C’è voluta una task force composta da uomini della Polizia, dei Carabinieri e della Guardia di Finanza per giungere alla parziale risoluzione del dramma consumatosi ai danni di centinaia di immigrati sfruttati nelle campagne di Rosarno. Ieri le manette sono scattate per una trentina di persone (tra loro anche marocchini e algerini), accusati d’associazione a delinquere per sfruttamento dell’immigrazione e violazione delle leggi sul lavoro.
Tra loro, 22 imprenditori agricoli e proprietari terrieri, per i quali sono stati disposti gli arresti domiciliari e il sequestro dei beni, comprendenti una ventina di aziende (tra cui 5 cooperative agricole) e 200 appezzamenti per un valore complessivo di 10 milioni di euro. Il loro quadro accusatorio risulta più pesante (rispetto a quello degli altri 8 fermati) perché dovranno rispondere anche di truffa aggravata ai danni dello Stato, per aver percepito illegalmente i contributi agricoli concessi.
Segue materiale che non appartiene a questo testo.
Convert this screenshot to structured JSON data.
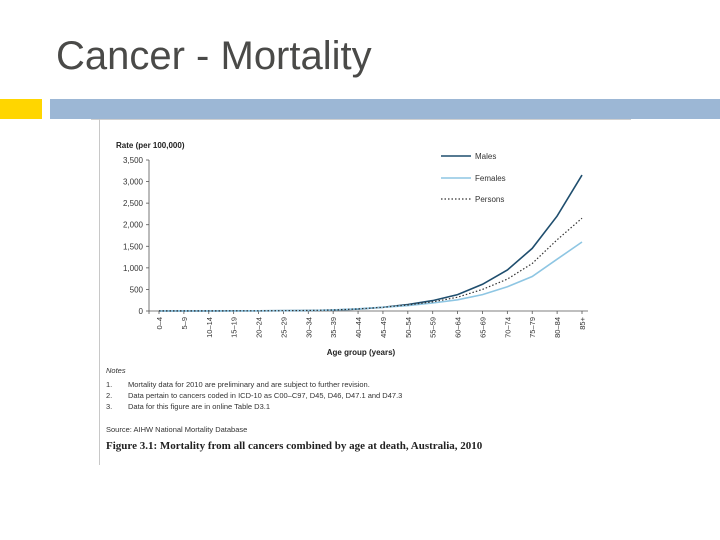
{
  "slide": {
    "title": "Cancer - Mortality"
  },
  "colors": {
    "accent_yellow": "#ffd600",
    "accent_blue": "#9cb7d5",
    "males": "#1f4e6e",
    "females": "#8ec6e3",
    "persons": "#333333"
  },
  "chart_data": {
    "type": "line",
    "ylabel": "Rate (per 100,000)",
    "xlabel": "Age group (years)",
    "ylim": [
      0,
      3500
    ],
    "y_ticks": [
      "0",
      "500",
      "1,000",
      "1,500",
      "2,000",
      "2,500",
      "3,000",
      "3,500"
    ],
    "y_tick_values": [
      0,
      500,
      1000,
      1500,
      2000,
      2500,
      3000,
      3500
    ],
    "categories": [
      "0–4",
      "5–9",
      "10–14",
      "15–19",
      "20–24",
      "25–29",
      "30–34",
      "35–39",
      "40–44",
      "45–49",
      "50–54",
      "55–59",
      "60–64",
      "65–69",
      "70–74",
      "75–79",
      "80–84",
      "85+"
    ],
    "legend_position": "top-right",
    "series": [
      {
        "name": "Males",
        "style": "solid",
        "color": "#1f4e6e",
        "values": [
          3,
          2,
          3,
          4,
          5,
          7,
          12,
          22,
          45,
          85,
          150,
          240,
          380,
          620,
          950,
          1450,
          2200,
          3150
        ]
      },
      {
        "name": "Females",
        "style": "solid",
        "color": "#8ec6e3",
        "values": [
          2,
          2,
          2,
          3,
          4,
          7,
          12,
          25,
          50,
          85,
          125,
          185,
          260,
          380,
          560,
          800,
          1200,
          1600
        ]
      },
      {
        "name": "Persons",
        "style": "dotted",
        "color": "#333333",
        "values": [
          2.5,
          2,
          2.5,
          3.5,
          4.5,
          7,
          12,
          23,
          48,
          85,
          138,
          212,
          320,
          500,
          740,
          1100,
          1650,
          2150
        ]
      }
    ]
  },
  "notes": {
    "title": "Notes",
    "items": [
      {
        "num": "1.",
        "text": "Mortality data for 2010 are preliminary and are subject to further revision."
      },
      {
        "num": "2.",
        "text": "Data pertain to cancers coded in ICD-10 as C00–C97, D45, D46, D47.1 and D47.3"
      },
      {
        "num": "3.",
        "text": "Data for this figure are in online Table D3.1"
      }
    ],
    "source": "Source: AIHW National Mortality Database"
  },
  "caption": "Figure 3.1: Mortality from all cancers combined by age at death, Australia, 2010"
}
A dare il via all’ “Operazione Migrantes” sono state le testimonianze rese da circa 15 extracomunitari, costretti ad allontanarsi da Rosarno, all’indomani degli scontri che sconvolsero il centro calabrese, causando una vera e propria guerriglia urbana. Trasferiti nei centri d’identificazione di Bari e Crotone, i clandestini hanno cominciato a raccontare le loro storie di sfruttamento nei campi, fornendo agli investigatori una fotografia nitida e dettagliata della situazione, che è stata poi confermata dalle numerose intercettazioni che hanno consentito l’arresto dei “caporali”.
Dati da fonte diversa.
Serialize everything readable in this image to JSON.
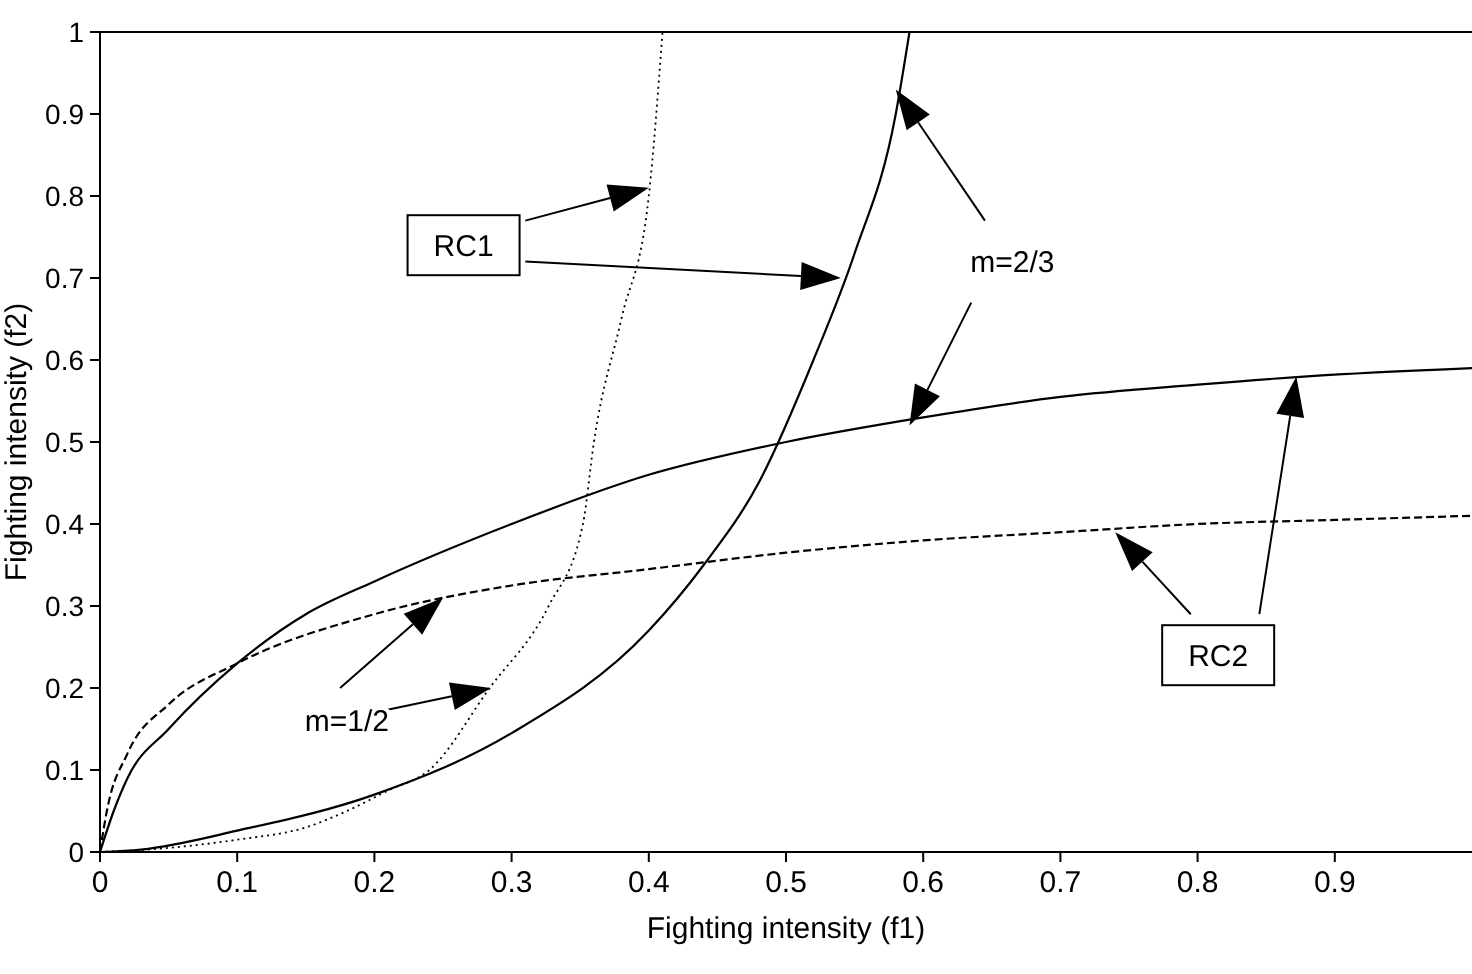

“Lavoravamo dall’alba fino a che non si vedeva più”: hanno riferito gli extracomunitari che, grazie alla loro preziosa collaborazione, beneficeranno di un permesso di soggiorno speciale che consentirà loro di rimanere nel nostro Paese. I loro racconti parlano di sfruttamento e disumanità, di turni di lavoro massacranti (fino a 14 ore al giorno) per una paga di 22 euro, di cui tre venivano trattenuti dai “caporali” per le spese di trasporto. Non solo, dieci euro era la tariffa concordata dagli stessi “caporali” per ogni singolo lavoratore fornito agli imprenditori agricoli che offrivano 1 euro a cassetta per la raccolta dei mandarini e 50 centesimi per le arance.
Un quadro di assoluta desolazione umana, esasperato dalle disagiate condizioni in cui i braccianti erano costretti a vivere nelle sistemazioni di fortuna arrangiate nelle campagne di Rosarno e Rizziconi o nelle fabbriche abbandonate della Rognetta e dell’ex Opera Sila. Tanto quanto basta non certo per giustificare gli scontri scatenatesi qualche mese fa a Rosarno (che causarono il ferimento di 53 persone), ma per comprendere l’esasperazione di centinaia di moderni schiavi, costretti a lavorare come bestie, alle dipendenze di uomini senza scrupoli, disposti a barattare la dignità umana per pochi euro.